Cole turns to me. ‘Why do you want me to stay outside?’

‘Because I think he’s going to use you against me somehow. He could have killed me during the procedure, but he didn’t. He could have run away, but he’s still here. He left a backup of my old panel inside me, even though he must have known I’d find it in the decryption.’

‘You think he wanted you to remember?’ Cole asks.

‘Of course he did,’ I say. ‘Why else would he have sent you to find me? This is all part of his plan.’

Leoben snorts. ‘It’s a stupid plan, then. He’s going to get himself well and truly murdered.’

‘No,’ I say, ‘it’s a genius plan. I still don’t know what Lachlan is trying to do, but I’m almost certain that he needs my help. I think Sunnyvale was some kind of test to see if he could control people with the vaccine. That’s why he didn’t activate the orange panels in everyone. But his plan will be bigger than that – Lachlan didn’t do this to drive everyone crazy. You think you’re in control right now, but we’re all still pieces on his board, and he’s moving us around. Whatever his real goal is, he’s been waiting for us to get here, and I’m pretty sure it’s because he needs my help.’

‘But there’s no way you’ll help him now,’ Cole says. ‘Not after what he did to you.’

‘I don’t want to help him, but I might not have a choice.’

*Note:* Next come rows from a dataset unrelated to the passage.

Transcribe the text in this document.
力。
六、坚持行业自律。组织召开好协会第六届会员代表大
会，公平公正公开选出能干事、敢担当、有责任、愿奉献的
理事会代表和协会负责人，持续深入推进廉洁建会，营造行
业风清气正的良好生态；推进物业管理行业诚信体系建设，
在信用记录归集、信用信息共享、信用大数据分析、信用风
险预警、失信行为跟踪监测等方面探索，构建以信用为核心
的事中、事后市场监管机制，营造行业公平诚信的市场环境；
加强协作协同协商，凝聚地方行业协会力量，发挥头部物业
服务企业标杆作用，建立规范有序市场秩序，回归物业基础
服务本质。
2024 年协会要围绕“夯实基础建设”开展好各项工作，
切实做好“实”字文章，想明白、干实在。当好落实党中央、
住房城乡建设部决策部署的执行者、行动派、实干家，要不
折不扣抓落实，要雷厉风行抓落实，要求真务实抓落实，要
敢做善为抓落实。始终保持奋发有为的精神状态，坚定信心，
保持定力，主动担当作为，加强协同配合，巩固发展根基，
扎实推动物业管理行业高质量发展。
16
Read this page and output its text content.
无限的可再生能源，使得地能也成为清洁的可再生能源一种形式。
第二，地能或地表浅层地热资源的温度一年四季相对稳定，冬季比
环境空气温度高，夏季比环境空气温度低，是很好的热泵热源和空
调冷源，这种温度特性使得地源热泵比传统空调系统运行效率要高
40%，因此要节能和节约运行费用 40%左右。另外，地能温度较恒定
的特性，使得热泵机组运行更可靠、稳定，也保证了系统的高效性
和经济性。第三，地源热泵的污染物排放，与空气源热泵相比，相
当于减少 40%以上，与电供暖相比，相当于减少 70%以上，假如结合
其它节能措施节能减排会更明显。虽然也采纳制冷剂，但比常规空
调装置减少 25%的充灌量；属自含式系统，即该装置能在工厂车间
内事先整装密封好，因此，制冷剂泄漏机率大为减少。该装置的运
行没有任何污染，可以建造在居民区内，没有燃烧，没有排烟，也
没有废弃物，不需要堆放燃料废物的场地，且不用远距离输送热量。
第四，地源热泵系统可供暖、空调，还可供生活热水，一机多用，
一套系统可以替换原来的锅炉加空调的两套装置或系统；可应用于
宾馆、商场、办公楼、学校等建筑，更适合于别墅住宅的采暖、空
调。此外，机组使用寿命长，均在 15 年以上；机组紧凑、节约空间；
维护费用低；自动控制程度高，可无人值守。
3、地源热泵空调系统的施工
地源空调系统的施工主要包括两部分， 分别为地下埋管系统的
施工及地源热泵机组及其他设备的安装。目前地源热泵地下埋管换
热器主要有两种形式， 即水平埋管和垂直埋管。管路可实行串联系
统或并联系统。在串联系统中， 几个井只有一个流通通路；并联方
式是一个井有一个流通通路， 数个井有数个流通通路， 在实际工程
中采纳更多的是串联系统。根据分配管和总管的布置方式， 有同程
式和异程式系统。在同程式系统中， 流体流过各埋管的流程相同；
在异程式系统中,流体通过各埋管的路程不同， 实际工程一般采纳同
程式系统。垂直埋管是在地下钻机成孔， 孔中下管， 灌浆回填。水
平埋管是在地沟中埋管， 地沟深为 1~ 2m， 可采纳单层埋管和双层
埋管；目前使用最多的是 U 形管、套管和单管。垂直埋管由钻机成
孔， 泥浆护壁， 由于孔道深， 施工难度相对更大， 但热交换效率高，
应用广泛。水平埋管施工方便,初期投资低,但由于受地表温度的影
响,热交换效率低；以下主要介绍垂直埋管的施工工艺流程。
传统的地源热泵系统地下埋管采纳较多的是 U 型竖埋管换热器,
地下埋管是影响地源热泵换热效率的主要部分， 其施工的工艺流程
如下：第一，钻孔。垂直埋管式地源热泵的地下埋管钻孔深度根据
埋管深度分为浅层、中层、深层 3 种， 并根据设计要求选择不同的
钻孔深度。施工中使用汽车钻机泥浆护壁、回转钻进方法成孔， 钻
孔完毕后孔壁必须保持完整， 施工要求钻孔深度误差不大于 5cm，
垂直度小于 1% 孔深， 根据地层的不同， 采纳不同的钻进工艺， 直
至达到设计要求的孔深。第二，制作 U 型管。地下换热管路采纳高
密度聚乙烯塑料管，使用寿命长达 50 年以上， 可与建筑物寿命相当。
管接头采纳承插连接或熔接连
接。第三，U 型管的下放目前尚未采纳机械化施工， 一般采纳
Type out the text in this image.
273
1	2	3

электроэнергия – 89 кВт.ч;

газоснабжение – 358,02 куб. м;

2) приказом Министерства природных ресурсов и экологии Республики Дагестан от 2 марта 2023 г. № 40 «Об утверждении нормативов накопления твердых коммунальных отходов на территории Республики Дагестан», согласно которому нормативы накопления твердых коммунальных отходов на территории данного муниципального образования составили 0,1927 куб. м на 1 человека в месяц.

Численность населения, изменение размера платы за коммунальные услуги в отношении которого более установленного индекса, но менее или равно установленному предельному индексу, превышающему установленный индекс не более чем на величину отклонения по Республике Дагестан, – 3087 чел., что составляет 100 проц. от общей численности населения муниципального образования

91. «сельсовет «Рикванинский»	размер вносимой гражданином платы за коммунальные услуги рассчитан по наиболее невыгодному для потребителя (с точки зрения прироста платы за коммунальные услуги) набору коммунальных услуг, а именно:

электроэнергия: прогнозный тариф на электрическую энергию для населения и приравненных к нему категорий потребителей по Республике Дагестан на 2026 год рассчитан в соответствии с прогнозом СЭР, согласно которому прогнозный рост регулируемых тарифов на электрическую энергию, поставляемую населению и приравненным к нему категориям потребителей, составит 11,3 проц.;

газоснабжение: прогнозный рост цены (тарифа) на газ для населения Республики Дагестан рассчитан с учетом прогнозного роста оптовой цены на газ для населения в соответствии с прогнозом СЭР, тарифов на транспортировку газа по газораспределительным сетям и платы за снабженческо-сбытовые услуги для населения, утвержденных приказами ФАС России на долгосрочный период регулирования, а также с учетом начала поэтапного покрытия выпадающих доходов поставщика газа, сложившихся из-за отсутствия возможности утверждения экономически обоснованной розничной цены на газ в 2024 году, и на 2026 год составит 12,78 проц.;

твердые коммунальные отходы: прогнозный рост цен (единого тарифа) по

‘But he has no leverage, not once we block his connection. He can’t make you do anything.’

‘Don’t you see?’ I whisper. ‘He’s made me remember you. Your body is full of his code – I saw that when I hacked your panel. I’ve seen it every time your eyes go black. If you walk in there with me, he’s going to find a way to hurt you, I know it. Then I’ll do whatever he says. He made me remember my past so that he can use my feelings for you to control me. That gives him all the leverage he needs.’

Cole stares at me, his brow pinched. There are shadows around his eyes, and his cheeks are hollow. He looks weaker and more exhausted than he did when he was shot. I can’t bear the thought of losing him again. I won’t watch him get hurt. He’s spent every minute since he arrived protecting me, and now it’s my turn.

He stiffens as he realizes what it is I’m planning. ‘No, you’re not going in there alone, absolutely not.’

‘You have to let me do this.’

‘There’s no way in hell.’ Cole’s eyes blaze. ‘I just got you back. I won’t risk losing you again.’

‘It’s not up to you.’

Cole freezes. He can read it in my face before I say it, and he throws his hands out, reaching for my mouth.

But he’s too late.

‘Recumbentibus.’

The word hits him like a bullet. He slumps, coughing, then falls back in his seat.